Tuesday, October 5, 2004

Better Things for Better Living...

I did some quick research on DuPont's famous "Better Things for Better Living … Through Chemistry" slogan and found a fascinating history of corporate public relations and advertising.

"DuPont has re-invented itself twice in 200 years, from an explosives maker to a chemical company, then to a science-based 'discovery' business ... Up to the early 20th century, DuPont, like most businesses, regarded its motives to be a private matter. But as the company grew larger after 1900, and its relations with the public more impersonal, older notions of propriety gave way to a new questioning that extended to businesses as well as to individuals ... DuPont would soon learn that the most effective way to address public perceptions was to work with rather than against the public’s desire for information."

DuPont's Advertising Division was established in 1911, and was followed in 1916 by the Publicity Bureau. The former was tasked with communicating information on products - the content of which was completely controlled by the company - while the latter conveyed information on products and events to outside writers and editors who then presented it to their readers. By the mid-30s DuPont suffered a horrible reputation due to its role as munitions supplier during WWI (they were called "merchants of death") and Depression-era sentiments towards big business. The company responded by sponsoring The Cavalcade of America - a radio and later TV drama about American history, and the role of DuPont during peacetime.

In 1938 DuPont reorganized the Publicity Bureau as the Public Relations Department, and in 1946 implemented the "precinct system" in which "business leaders at a local level explained DuPont's broad, societal contributions to employees and to their communities."

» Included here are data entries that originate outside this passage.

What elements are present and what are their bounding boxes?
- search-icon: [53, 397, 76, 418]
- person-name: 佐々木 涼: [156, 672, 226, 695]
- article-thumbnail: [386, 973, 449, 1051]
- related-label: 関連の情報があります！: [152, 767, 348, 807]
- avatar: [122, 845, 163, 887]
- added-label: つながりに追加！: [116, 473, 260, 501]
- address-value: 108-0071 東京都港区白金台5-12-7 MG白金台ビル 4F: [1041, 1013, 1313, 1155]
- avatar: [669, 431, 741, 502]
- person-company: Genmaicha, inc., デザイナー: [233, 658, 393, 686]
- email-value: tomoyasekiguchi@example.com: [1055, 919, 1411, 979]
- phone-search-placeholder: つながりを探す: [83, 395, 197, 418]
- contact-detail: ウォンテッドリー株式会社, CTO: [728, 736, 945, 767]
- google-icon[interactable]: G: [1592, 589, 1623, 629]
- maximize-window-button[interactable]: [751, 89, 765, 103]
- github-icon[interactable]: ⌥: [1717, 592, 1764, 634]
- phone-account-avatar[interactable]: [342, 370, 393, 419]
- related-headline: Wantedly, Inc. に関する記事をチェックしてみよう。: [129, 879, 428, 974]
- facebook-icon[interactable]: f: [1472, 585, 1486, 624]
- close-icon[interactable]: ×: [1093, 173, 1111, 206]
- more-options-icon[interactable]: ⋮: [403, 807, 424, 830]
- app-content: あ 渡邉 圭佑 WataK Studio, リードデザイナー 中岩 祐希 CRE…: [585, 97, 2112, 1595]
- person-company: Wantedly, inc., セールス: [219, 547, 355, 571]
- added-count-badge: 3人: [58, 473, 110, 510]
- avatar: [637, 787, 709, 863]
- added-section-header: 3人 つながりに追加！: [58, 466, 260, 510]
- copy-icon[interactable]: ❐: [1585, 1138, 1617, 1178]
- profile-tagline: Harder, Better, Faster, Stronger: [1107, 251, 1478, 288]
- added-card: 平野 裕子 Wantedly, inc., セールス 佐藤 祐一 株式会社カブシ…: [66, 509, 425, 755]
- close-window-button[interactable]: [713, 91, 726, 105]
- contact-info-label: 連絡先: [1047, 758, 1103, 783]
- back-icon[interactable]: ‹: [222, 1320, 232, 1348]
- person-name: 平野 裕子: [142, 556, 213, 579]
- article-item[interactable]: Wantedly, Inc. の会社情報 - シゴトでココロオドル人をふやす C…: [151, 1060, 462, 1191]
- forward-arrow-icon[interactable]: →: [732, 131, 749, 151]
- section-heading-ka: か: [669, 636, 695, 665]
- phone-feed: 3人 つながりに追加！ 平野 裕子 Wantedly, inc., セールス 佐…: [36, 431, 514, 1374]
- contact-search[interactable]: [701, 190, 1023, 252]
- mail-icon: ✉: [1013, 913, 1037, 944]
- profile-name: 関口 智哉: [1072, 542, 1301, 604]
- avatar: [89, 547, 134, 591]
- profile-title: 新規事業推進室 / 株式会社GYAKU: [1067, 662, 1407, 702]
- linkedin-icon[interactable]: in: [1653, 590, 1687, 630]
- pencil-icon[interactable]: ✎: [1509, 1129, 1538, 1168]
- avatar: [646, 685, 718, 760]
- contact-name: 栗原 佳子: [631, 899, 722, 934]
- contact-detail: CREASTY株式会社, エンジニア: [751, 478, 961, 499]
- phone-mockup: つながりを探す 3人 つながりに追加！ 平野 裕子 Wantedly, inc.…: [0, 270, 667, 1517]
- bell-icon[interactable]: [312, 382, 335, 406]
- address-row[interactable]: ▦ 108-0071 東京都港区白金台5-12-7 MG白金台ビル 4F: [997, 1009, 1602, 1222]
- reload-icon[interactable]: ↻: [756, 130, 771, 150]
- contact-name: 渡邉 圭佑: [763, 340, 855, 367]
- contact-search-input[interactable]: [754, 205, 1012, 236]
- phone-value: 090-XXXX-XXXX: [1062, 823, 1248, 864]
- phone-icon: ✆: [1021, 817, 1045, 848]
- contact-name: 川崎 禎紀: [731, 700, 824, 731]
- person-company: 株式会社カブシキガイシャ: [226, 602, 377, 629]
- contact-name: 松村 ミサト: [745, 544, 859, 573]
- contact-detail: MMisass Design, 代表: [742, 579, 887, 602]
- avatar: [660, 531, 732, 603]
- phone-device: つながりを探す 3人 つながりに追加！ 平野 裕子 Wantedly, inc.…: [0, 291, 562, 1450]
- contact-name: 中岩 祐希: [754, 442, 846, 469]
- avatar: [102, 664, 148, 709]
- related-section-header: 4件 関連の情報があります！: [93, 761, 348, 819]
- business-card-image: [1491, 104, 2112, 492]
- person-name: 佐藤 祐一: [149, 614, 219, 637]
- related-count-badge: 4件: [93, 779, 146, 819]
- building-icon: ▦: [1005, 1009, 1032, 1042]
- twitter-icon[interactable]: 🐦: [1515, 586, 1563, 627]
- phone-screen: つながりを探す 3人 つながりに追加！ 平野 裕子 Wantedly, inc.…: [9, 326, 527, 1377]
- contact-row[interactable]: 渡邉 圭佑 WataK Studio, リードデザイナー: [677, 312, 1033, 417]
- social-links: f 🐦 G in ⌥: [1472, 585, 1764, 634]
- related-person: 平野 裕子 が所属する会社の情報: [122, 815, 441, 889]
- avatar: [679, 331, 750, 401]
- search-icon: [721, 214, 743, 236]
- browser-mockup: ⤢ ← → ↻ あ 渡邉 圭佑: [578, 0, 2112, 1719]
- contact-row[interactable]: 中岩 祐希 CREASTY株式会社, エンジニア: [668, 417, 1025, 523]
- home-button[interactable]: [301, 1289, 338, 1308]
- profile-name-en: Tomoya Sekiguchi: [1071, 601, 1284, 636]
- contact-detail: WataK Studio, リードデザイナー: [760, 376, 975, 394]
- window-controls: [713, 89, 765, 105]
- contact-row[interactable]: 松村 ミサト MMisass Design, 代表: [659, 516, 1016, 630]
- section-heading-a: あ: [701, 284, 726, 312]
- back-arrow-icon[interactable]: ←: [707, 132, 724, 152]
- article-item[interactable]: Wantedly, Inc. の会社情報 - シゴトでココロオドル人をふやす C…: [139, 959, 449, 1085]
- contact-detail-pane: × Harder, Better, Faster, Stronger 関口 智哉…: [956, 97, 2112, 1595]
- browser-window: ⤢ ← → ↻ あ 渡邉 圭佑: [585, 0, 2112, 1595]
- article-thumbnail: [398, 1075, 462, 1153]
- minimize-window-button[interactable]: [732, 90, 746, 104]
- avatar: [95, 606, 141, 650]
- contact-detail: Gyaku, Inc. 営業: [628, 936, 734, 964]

By the 1960s public sentiment began to turn against the widespread use of chemicals and in the 1970s greater concern for the environment contributed to DuPont's increasingly negative image. The "through chemistry" tagline was removed from the "Better Living" slogan in the 1980s to reflect diversification into other scientific fields, and in 1999 was replaced by "The miracles of science®." Over the years, it seems that DuPont had learned the importance of branding and trademark protection.

For example:

"when DuPont introduced a new elastomeric fiber called 'Fiber K' in 1958, it received little attention from consumers. Reintroduced two years later as Lycra®, the fiber was an immediate success. By the 1960s, the company was generating so many new products that it needed the help of a computer to create brand names that were memorable and universally appealing. As DuPont expanded across the globe, the company used computer technology to generate potential brand names and then ensure that they were appropriate in every language."

And the histories of Teflon® and Kevlar® required all sorts of advertising and public relations.